‘Waar is mijn Amsterdam toch gebleven?’ zegt Jan (64) terwijl hij aan zijn koffie nipt in het stille dorpje net buiten de stad. Ruim tien jaar terug vertrok hij uit de stad waar hij is geboren. Het gejaag, de wirwar aan regels en vooral dat constante Engels werden hem simpelweg te veel.
Van buurtgevoel naar toeristenmagneet
Jan groeide op in een tijd waarin je je buren kende en Nederlands de standaard was. Hij denkt nog vaak aan de slager, de melkboer en de buurvrouw die altijd even bleven hangen voor een praatje. Loop je nu door de stad, dan hoor je vooral Engels om je heen.
‘Mijn stad voelt niet meer van mij’
‘In het centrum hoor ik vaker Engels dan Nederlands,’ bromt Jan. ‘In mijn eigen land, in mijn eigen stad. Dat voelt raar.’ Laatst bestelde hij een pilsje; de serveerster antwoordde in vlekkeloos Engels dat ze geen Nederlands sprak.
Amsterdam lijkt niet meer van Amsterdammers
Volgens Jan is de stad veranderd in een speeltuin voor bezoekers en kapitaalkrachtige nieuwkomers. Veel echte Amsterdammers zijn weggepest door torenhoge prijzen en buitenlandse kopers. ‘Je hoort meer rolkoffers dan straatmuziek,’ verzucht hij. ‘De stad bruist, maar niet voor ons.’
Een stad die zichzelf in de etalage zet
De oorzaak? Massatoerisme, zegt hij. Ieder jaar komen er miljoenen mensen aan en de stad lijkt zich volledig naar hen te schikken. Menukaarten, bordjes op straat en winkelpersoneel: alles schakelt over naar Engels. ‘Soms voelt het alsof Nederlands niet meer gewenst is,’ zegt Jan.

De stad lijkt haar ziel te hebben ingeruild
Voor Jan voelt het alsof Amsterdam zijn eigen karakter heeft opgeofferd. ‘Alles is Engels. Zelfs bij de bakker zie je nu “vegan pastries” in plaats van gewoon appelflappen. Waar is de gezelligheid? En waar is onze taal gebleven?’ vraagt hij zich af.
Engels als prestige
Wat hem nog het meest steekt, is dat ook jonge Nederlanders steeds vaker in het Engels overschakelen. ‘Ze vinden het stoer,’ zegt hij. ‘Alsof Nederlands oubollig is. Zelfs op scholen en universiteiten klinkt meer Engels dan ooit. Zo raken we onze eigen stem kwijt.’
Een stad die niet meer als thuis voelt
Jan koos voor een verhuizing toen hij merkte dat hij zich er niet meer thuis voelde. ‘Ik wil gewoon even kunnen kletsen met de groenteboer zonder dat er meteen Engels terugkomt.’ Nu woont hij in een dorp waar mensen elkaar nog gedag zeggen.
Rust en vertrouwdheid
In zijn nieuwe omgeving hoort hij weer het bekende dialect. Mensen nemen de tijd en spreken elkaars taal. ‘Dat ís vrijheid voor mij,’ zegt hij tevreden. ‘Ik hoef niet op mijn woorden te letten. Ik praat gewoon Nederlands, zoals het bedoeld is.’

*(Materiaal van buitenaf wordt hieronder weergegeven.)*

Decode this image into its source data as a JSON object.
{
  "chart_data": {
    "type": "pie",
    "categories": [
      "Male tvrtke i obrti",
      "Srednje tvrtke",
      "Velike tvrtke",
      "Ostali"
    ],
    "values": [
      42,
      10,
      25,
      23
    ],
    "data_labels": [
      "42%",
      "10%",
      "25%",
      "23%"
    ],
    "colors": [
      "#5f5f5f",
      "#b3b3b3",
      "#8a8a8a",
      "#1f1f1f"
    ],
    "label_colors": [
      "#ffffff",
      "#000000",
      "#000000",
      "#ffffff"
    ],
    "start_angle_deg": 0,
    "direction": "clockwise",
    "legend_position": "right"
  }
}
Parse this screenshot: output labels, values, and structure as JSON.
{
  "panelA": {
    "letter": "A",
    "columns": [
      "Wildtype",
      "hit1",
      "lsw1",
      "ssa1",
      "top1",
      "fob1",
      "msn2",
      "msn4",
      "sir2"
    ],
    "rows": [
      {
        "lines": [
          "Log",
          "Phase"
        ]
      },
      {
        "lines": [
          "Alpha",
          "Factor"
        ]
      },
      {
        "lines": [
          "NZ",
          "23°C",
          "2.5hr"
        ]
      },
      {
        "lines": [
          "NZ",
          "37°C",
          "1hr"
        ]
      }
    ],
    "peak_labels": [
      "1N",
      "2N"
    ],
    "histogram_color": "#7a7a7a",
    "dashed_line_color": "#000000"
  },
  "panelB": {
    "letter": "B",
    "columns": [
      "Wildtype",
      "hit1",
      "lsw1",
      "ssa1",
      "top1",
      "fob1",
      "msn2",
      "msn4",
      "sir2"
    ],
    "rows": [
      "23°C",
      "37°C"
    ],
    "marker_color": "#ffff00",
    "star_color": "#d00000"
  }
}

Is Jan ouderwets of zit er wat in
Sommigen vinden Jan achterhaald: Engels hoort nu eenmaal bij een internationale stad, zeggen ze. Anderen snappen hem juist volledig. ‘Het is geen angst voor verandering,’ zegt Jan. ‘Het gaat om respect voor wie we zijn.’
Taal vertelt wie we zijn
Volgens Jan is taal veel meer dan alleen woorden uitwisselen. Het is cultuur, humor, geschiedenis en onderlinge band. ‘Als iedereen Engels gaat praten, verliezen we iets dat niet meer terugkomt,’ zegt hij. ‘Je kunt een stad moderniseren, maar niet zonder risico haar hart te verliezen.’
Wat vind jij
Vind jij dat Amsterdam te ver is gegaan in de drang om internationaal te zijn? Of hoort dit juist bij een open, moderne samenleving? Misschien ligt de nuance ergens ertussenin, maar één ding staat vast: de stad is veranderd.
Waar Jan vroeger trots de straten doorkruiste, voelt hij zich er nu een bezoeker. ‘Ik hoef geen wereldstad,’ zegt hij. ‘Ik wil gewoon mijn Amsterdam terug. Een plek waar je Nederlands hoort en mensen elkaar begrijpen.’
En terwijl Jan terugdenkt aan de tijd dat hij de krantenjongen nog verstond en de marktkoopman riep ‘drie bossen tulpen, een tientje!’, vraagt hij zich af of het ooit nog terugkomt.